I pursued my PhD study in Computer Science (specifically, statistical machine learning) from 1997-2000 at National University of Singapore. During this period of time, I not only worked in machine learning theory, but also designed and implemented a new family of online learning algorithms to recognize the handwriting digits in MNIST dataset, and obtained the state-of-art performance that could be achieved by online learning algorithms at that time.
From 2001-2003, I worked on microarray gene expression data. The methods I explored included supervised classifications via relevance vector machines and unsupervised class discovery. Since 2004, I have been working in statistical genetics -- dissecting genetic bases for complex human diseases by analysis of genome-wide linkage and association data, exome-wide sequencing data, RNA-sequencing data. Since the genetic variants far out-numbered the sample size, various statistical methods, including data imputation, regularized regression, generalized linear mixed models, pathway analysis, fine mapping and evidence combination from heterogeneous data sources, have been explored and developed.
I have published more than 40 peer-reviewed papers in various journals, including first or co-first author publications in Nature Genetics, American Journal of Human Genetics, Machine Learning, Journal of Computer and System Sciences, and IEEE Transactions on Information Theory.
1997– 2000: National Univ. of Singapore, Singapore
Awarded degree: PhD in Computer Science. (awarded IDA gold medal and prize for being the PhD student with the best thesis in 2001)
Thesis title: “From support vector machines to large margin classifiers” (Supervisor: Prof. Phil Long)
1990– 1993: Xi’an Jiaotong Univ., P R China. Computer Science.
Awarded Degree: M. Eng.
1986– 1990; Xi’an Jiaotong Univ., P R China. Computer Science.
Awarded Degree: B. Sci. (top 5%) (admitted to the university without taking the national university entrance examinations)
Jun 2007 – now: senior computational scientist at Computational Sciences, The Jackson Laboratory, Farmington, CT, US
Jan 2007 – Jun 2017: staff scientist at Human Genetics, Genome Institute of Singapore, Singapore.

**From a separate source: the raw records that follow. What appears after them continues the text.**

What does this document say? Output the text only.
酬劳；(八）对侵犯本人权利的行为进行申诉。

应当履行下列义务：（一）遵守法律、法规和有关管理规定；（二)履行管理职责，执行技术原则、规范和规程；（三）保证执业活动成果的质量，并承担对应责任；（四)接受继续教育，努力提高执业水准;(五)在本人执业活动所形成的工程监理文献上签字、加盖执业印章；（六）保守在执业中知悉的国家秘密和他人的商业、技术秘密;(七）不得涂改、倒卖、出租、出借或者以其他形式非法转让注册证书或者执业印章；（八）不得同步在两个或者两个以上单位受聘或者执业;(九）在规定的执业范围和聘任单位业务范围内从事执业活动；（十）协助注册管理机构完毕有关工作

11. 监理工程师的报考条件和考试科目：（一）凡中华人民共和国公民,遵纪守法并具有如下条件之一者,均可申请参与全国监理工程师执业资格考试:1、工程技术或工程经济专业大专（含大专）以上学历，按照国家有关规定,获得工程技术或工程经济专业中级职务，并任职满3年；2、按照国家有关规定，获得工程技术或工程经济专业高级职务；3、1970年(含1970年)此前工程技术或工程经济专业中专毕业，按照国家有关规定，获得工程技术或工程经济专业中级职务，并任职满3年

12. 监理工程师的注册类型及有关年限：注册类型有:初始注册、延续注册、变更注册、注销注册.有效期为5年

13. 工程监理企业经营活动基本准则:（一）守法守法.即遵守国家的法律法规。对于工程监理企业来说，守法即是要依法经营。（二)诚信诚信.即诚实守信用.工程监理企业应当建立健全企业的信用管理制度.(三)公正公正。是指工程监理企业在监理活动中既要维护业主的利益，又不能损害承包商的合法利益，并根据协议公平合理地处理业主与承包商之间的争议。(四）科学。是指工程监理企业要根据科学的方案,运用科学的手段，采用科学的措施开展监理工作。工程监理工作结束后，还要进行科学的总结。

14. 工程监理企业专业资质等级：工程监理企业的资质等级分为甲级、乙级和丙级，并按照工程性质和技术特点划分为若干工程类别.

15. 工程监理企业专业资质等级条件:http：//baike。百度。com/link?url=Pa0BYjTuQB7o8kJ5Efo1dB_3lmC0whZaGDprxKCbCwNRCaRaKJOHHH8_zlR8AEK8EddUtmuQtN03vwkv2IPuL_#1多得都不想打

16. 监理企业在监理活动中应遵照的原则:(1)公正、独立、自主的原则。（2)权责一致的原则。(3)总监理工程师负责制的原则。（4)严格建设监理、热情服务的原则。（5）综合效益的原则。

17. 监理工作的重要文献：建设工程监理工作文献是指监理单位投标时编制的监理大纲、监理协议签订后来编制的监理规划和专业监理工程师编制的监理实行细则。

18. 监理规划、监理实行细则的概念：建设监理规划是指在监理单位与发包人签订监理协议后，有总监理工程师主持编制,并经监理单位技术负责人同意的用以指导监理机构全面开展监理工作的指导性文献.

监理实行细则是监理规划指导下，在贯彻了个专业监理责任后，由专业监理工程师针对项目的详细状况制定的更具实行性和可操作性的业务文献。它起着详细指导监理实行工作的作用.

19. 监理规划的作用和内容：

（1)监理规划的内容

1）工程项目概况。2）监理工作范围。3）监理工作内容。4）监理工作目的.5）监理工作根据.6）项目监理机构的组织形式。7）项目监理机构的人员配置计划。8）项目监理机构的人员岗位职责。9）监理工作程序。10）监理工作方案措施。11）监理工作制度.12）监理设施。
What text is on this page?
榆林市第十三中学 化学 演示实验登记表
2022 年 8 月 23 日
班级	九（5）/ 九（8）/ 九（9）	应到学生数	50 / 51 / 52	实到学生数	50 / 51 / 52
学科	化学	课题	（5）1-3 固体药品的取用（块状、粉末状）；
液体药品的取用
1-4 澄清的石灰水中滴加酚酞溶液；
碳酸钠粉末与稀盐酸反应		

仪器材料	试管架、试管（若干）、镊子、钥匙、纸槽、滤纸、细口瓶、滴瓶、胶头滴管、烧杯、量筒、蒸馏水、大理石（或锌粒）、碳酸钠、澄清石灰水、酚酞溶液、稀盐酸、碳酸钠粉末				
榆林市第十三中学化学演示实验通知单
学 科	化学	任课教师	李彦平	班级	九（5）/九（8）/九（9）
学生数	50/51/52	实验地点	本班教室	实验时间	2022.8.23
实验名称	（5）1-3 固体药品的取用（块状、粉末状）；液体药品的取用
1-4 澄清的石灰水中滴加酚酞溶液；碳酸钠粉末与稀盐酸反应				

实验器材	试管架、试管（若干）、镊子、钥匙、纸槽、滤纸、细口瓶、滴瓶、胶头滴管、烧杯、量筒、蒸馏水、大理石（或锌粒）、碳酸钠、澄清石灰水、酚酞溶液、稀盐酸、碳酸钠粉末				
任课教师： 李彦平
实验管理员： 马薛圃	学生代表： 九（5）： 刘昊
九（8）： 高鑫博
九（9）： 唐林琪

Apr 2002 – Dec 2006: Postdoc at Information & Mathematical Sciences, Genome Institute of Singapore, Singapore
Jan 2001 – Apr 2002: Research assistant at Dept. of Engineering Mathematics, Univ. of Bristol. U.K.
Large-scale haplotype association analysis, especially at the whole-genome level, is still a very challenging task without an optimal solution. In this study, we propose a new approach for haplotype association analysis that is based on a variable-sized sliding-window framework and employs regularized regression analysis to tackle the problem of multiple degrees of freedom in the haplotype test. Our method can handle a large number of haplotypes in association analyses more efficiently and effectively than do currently available approaches. We implement a procedure in which the maximum size of a sliding window is determined by local haplotype diversity and sample size, an attractive feature for large-scale haplotype analyses, such as a whole-genome scan, in which linkage disequilibrium patterns are expected to vary widely. We compare the performance of our method with that of three other methods--a test based on a single-nucleotide polymorphism, a cladistic analysis of haplotypes, and variable-length Markov chains--with use of both simulated and experimental data. By analyzing data sets simulated under different disease models, we demonstrate that our method consistently outperforms the other three methods, especially when the region under study has high haplotype diversity. Built on the regression analysis framework, our method can incorporate other risk-factor information into haplotype-based association analysis, which is becoming an increasingly necessary step for studying common disorders to which both genetic and environmental risk factors contribute.